To Roger Sperry, then a neurobiologist and neuropsychologist at the California Institute of Technology, and Gazzaniga, a graduate student in Sperry’s lab, split-brain patients presented a unique opportunity to explore the lateralized nature of the human brain. At the time, opinion on the matter was itself divided. Researchers who studied the first split-brain patients in the 1940s had concluded that the separation didn’t noticeably affect thought or behaviour. (Gazzaniga and others suspect that these early sections were incomplete, which might also explain why they didn’t help the seizures.) Conversely, studies conducted by Sperry and colleagues in the 1950s revealed greatly altered brain function in animals that had undergone callosal sections.

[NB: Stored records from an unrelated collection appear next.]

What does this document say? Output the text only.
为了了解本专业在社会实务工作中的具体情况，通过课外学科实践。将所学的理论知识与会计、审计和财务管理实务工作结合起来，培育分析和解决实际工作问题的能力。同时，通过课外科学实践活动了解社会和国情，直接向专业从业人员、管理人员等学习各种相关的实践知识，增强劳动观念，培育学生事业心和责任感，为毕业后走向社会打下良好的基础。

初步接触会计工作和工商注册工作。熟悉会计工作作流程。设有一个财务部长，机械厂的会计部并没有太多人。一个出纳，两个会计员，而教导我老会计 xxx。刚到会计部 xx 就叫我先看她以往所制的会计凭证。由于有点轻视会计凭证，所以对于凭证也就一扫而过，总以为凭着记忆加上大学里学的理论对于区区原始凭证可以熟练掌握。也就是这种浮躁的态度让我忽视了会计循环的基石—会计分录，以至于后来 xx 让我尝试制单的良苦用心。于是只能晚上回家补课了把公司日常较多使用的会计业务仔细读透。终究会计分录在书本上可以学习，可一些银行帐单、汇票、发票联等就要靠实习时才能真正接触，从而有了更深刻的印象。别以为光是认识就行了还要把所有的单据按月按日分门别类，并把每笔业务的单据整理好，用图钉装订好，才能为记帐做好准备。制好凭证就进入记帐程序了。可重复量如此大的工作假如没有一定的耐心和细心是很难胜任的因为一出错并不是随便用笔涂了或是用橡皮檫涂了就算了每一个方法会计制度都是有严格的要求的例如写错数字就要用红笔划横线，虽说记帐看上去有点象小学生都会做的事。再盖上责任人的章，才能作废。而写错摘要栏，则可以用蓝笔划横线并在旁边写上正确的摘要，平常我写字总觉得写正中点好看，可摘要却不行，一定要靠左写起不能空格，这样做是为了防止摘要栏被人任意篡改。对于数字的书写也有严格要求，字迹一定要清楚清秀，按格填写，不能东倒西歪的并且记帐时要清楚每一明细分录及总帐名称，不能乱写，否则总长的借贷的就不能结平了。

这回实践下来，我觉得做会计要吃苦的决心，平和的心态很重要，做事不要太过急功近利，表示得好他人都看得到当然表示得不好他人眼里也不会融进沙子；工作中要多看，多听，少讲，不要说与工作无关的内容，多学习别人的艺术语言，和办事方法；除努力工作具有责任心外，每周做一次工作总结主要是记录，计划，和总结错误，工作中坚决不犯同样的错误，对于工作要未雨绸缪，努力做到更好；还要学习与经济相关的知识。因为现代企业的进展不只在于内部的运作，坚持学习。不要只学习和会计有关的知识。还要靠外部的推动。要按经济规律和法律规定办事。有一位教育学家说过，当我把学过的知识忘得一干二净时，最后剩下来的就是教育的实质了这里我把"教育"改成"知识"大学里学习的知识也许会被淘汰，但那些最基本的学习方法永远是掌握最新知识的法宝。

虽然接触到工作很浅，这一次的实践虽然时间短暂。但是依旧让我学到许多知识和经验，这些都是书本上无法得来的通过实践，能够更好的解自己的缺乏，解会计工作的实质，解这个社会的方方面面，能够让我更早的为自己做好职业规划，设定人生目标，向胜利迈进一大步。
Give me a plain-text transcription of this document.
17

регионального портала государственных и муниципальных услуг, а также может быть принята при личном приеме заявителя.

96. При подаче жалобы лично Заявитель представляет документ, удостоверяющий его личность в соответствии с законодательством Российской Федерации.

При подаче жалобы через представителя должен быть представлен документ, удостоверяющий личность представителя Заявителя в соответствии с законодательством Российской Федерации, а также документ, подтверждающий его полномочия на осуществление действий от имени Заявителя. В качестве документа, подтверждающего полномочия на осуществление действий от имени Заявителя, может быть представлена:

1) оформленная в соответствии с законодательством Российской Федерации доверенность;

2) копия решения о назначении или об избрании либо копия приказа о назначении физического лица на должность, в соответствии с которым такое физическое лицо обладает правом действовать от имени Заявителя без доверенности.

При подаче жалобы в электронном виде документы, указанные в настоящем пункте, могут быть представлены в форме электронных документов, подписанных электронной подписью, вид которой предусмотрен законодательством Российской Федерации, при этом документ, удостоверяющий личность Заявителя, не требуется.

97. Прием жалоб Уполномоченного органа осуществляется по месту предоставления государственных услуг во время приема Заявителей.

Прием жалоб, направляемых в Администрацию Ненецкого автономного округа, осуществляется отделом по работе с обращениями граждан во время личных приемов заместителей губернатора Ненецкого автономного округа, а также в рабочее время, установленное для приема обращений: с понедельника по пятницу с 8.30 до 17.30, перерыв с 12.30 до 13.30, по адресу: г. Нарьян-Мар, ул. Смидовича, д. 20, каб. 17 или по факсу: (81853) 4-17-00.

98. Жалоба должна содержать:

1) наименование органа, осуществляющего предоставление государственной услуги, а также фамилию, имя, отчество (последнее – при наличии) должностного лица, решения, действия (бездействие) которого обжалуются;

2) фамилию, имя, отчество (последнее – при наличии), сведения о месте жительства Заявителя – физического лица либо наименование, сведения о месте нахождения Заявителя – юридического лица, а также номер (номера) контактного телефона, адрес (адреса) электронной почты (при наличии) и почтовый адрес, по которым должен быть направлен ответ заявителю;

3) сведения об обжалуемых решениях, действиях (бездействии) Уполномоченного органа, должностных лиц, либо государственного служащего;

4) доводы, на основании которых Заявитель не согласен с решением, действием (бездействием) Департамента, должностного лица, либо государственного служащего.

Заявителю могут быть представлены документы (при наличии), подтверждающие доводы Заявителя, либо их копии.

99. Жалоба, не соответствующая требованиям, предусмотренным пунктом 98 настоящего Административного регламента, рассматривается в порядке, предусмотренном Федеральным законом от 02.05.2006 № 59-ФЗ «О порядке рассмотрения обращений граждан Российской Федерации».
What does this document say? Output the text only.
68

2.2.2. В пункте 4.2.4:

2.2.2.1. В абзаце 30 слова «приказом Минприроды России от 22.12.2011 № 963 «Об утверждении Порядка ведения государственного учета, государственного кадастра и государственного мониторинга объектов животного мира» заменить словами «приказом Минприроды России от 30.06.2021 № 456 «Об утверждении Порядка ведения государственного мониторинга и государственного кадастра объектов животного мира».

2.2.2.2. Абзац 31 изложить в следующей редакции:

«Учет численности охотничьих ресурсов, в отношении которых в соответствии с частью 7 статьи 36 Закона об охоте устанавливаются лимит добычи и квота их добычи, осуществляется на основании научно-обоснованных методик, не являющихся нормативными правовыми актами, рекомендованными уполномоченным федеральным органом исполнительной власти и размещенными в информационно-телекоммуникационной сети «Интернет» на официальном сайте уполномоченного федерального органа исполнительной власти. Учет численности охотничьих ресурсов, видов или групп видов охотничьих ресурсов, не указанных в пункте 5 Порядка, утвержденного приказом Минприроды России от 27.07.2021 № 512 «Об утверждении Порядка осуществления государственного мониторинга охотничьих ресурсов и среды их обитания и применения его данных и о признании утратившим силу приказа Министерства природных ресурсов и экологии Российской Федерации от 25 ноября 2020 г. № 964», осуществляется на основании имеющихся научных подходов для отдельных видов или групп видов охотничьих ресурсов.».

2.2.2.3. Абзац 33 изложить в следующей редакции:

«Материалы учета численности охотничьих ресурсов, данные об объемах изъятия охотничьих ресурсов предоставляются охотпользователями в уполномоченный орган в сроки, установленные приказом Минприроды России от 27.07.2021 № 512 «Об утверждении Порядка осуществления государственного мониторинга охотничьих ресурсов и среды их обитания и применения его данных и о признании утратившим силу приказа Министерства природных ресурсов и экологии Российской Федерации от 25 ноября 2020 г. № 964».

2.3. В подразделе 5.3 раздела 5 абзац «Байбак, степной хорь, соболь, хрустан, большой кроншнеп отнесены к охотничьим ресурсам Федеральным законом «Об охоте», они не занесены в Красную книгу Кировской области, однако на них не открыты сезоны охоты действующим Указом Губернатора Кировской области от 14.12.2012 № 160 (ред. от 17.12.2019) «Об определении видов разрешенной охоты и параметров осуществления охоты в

Sperry and Gazzaniga became obsessed with this inconsistency, and saw in the split-brain patients a way to find answers.

The duo’s first patient was a man known as W. J., a former Second World War paratrooper who had started having seizures after a German soldier clocked him in the head with the butt of a rifle. In 1962, after W.J.’s operation, Gazzaniga ran an experiment in which he asked W.J. to press a button whenever he saw an image. Researchers would then flash images of letters, light bursts and other stimuli to his left or right field of view. Because the left field of view is processed by the right hemisphere and vice versa, flashing images quickly to one side or the other delivers the information solely to the intended hemisphere (see ‘Of two minds’).